How do you teach your students to write sight words? I usually spend the first half of the Kindergarten school year concentrating on the reading of sight words. Of course, I expose the children to strategies for spelling 'tricky' words... but it is not until the remaining half of the year that I teach explicitly, how to spell sight words.

Read cover write check



I have tried many different activities - especially multi-sensory fun things like finger painting, writing in sand, rainbow writing and making words with blocks and magnetic letters. We do all of these activities from the beginning of the year with cvc words and other phonetically regular words.

When it is time for sight words, you can't go much further than the old Look, Cover, Write, Check method - and as my blog post title suggests, I am often fumbling around trying to remember what it is called. At least I always remember that there is both the acts of covering up and trying to remember the letters... in order. 

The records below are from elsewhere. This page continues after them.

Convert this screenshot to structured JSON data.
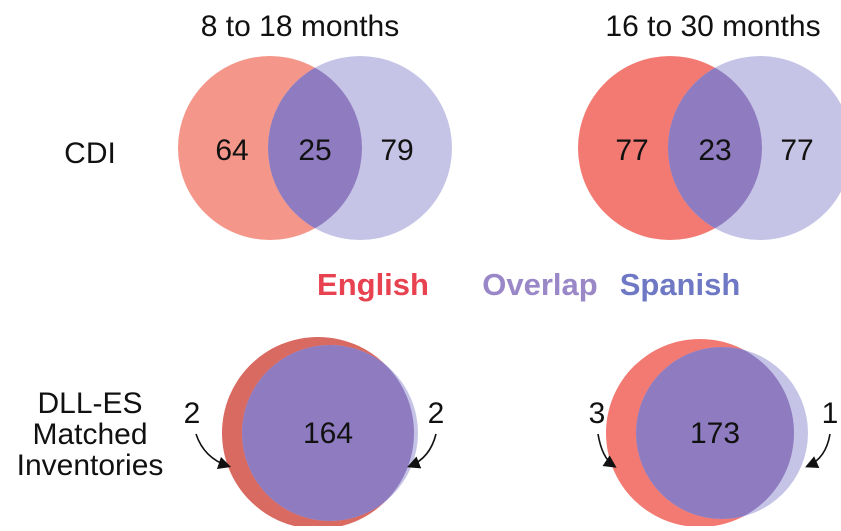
{
  "columns": [
    {
      "title": "8 to 18 months"
    },
    {
      "title": "16 to 30 months"
    }
  ],
  "rows": [
    {
      "label": [
        "CDI"
      ]
    },
    {
      "label": [
        "DLL-ES",
        "Matched",
        "Inventories"
      ]
    }
  ],
  "legend": [
    "English",
    "Overlap",
    "Spanish"
  ],
  "venns": [
    {
      "english": 64,
      "overlap": 25,
      "spanish": 79
    },
    {
      "english": 77,
      "overlap": 23,
      "spanish": 77
    },
    {
      "english": 2,
      "overlap": 164,
      "spanish": 2
    },
    {
      "english": 3,
      "overlap": 173,
      "spanish": 1
    }
  ]
}
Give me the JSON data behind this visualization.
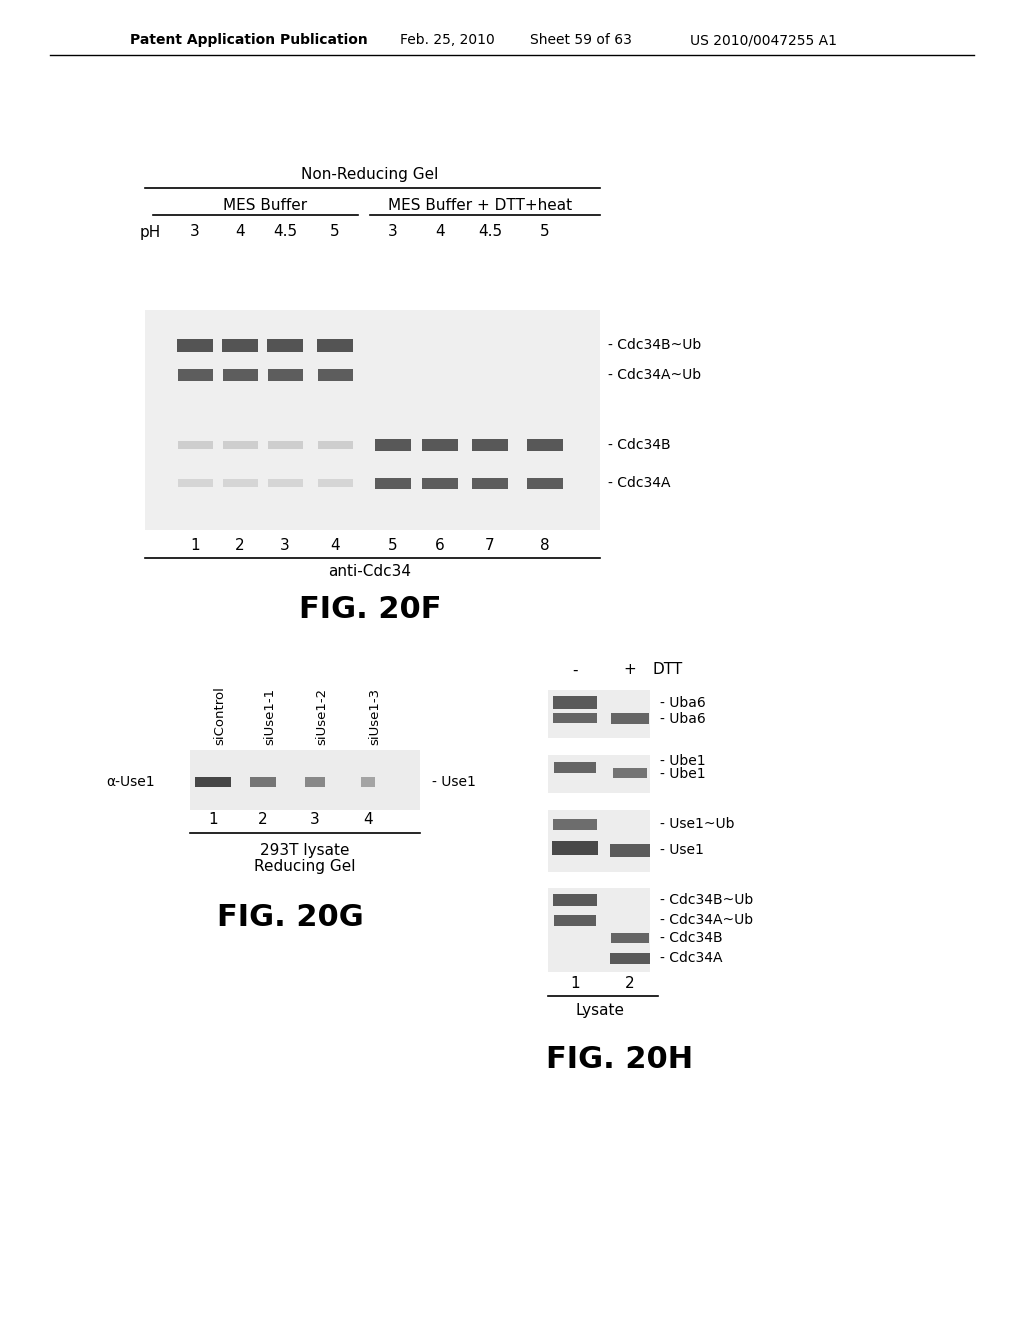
{
  "bg_color": "#ffffff",
  "header_text": "Patent Application Publication",
  "header_date": "Feb. 25, 2010",
  "header_sheet": "Sheet 59 of 63",
  "header_patent": "US 2010/0047255 A1",
  "fig20F": {
    "title": "Non-Reducing Gel",
    "group1_label": "MES Buffer",
    "group2_label": "MES Buffer + DTT+heat",
    "ph_label": "pH",
    "ph_values_g1": [
      "3",
      "4",
      "4.5",
      "5"
    ],
    "ph_values_g2": [
      "3",
      "4",
      "4.5",
      "5"
    ],
    "lane_numbers": [
      "1",
      "2",
      "3",
      "4",
      "5",
      "6",
      "7",
      "8"
    ],
    "bottom_label": "anti-Cdc34",
    "band_labels": [
      "- Cdc34B~Ub",
      "- Cdc34A~Ub",
      "- Cdc34B",
      "- Cdc34A"
    ],
    "fig_label": "FIG. 20F"
  },
  "fig20G": {
    "col_labels": [
      "siControl",
      "siUse1-1",
      "siUse1-2",
      "siUse1-3"
    ],
    "row_label": "α-Use1",
    "band_label": "- Use1",
    "lane_numbers": [
      "1",
      "2",
      "3",
      "4"
    ],
    "bottom_label1": "293T lysate",
    "bottom_label2": "Reducing Gel",
    "fig_label": "FIG. 20G"
  },
  "fig20H": {
    "col_minus": "-",
    "col_plus": "+",
    "dtt_label": "DTT",
    "band_labels_right": [
      "- Uba6",
      "- Uba6",
      "- Ube1",
      "- Ube1",
      "- Use1~Ub",
      "- Use1",
      "- Cdc34B~Ub",
      "- Cdc34A~Ub",
      "- Cdc34B",
      "- Cdc34A"
    ],
    "lane_numbers": [
      "1",
      "2"
    ],
    "bottom_label": "Lysate",
    "fig_label": "FIG. 20H"
  }
}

Because, lets face it.. when you peel all the fancy, pansy, fun and fantastic games and activities away, in the end, it is the visual memory of the word we are trying to get children to create. I love trying to keep my sight word activities fancy and fun at the beginning of the week, but by Friday, we are looking at a black word on a white page, with no much else! That IS where we are headed after all isn't is?!

So, I am often found, rummaging around in my perfectly ordered, filled to capacity filing cabinets, looking for that master of the 'Look,Check,Write,Look,Thingy' that I used last year... and then end up giving the children scraps of paper and get them to 'cover' with their hand...

So, in a flurry of enthusiasm, I put together a little packet of 'Read Cover Write' worksheets that feature 100 of the most commonly used sight words. There are 5 words on each page.

You start by copying 2 pages, back to back. The worksheet, and a 'peek-preventer' page that goes on the back (this way, you can't see the words through the page) - there are little smiley faces, and words that say 'no peeking'. This page is optional, but it works great and I highly recommend it.
 
Then fold over the edge along the dotted 'fold' line....see the 'no peeking' pattern on the back :)

Fold back and cut along the dotted lines to create flaps....

Fold all the flaps over to conceal the words...(after reading them of course)...

Open one word at a time, read it again, cover it up, then WRITE it - using your wonderful visual memory!

To make this a longer and more challenging activity, you can copy some additional writing pages to make a little pad to staple on the worksheet.
 
Staple the pad over the lines on the worksheet, and ask your students to write their list of words 3 or 4 times for practise. The staples go down the bottom of the page.

Too easy - now you can be all set for teaching the spelling of sight words! We have included a bonus blank page so that you can use the same format for any list of words you would like your students to learn!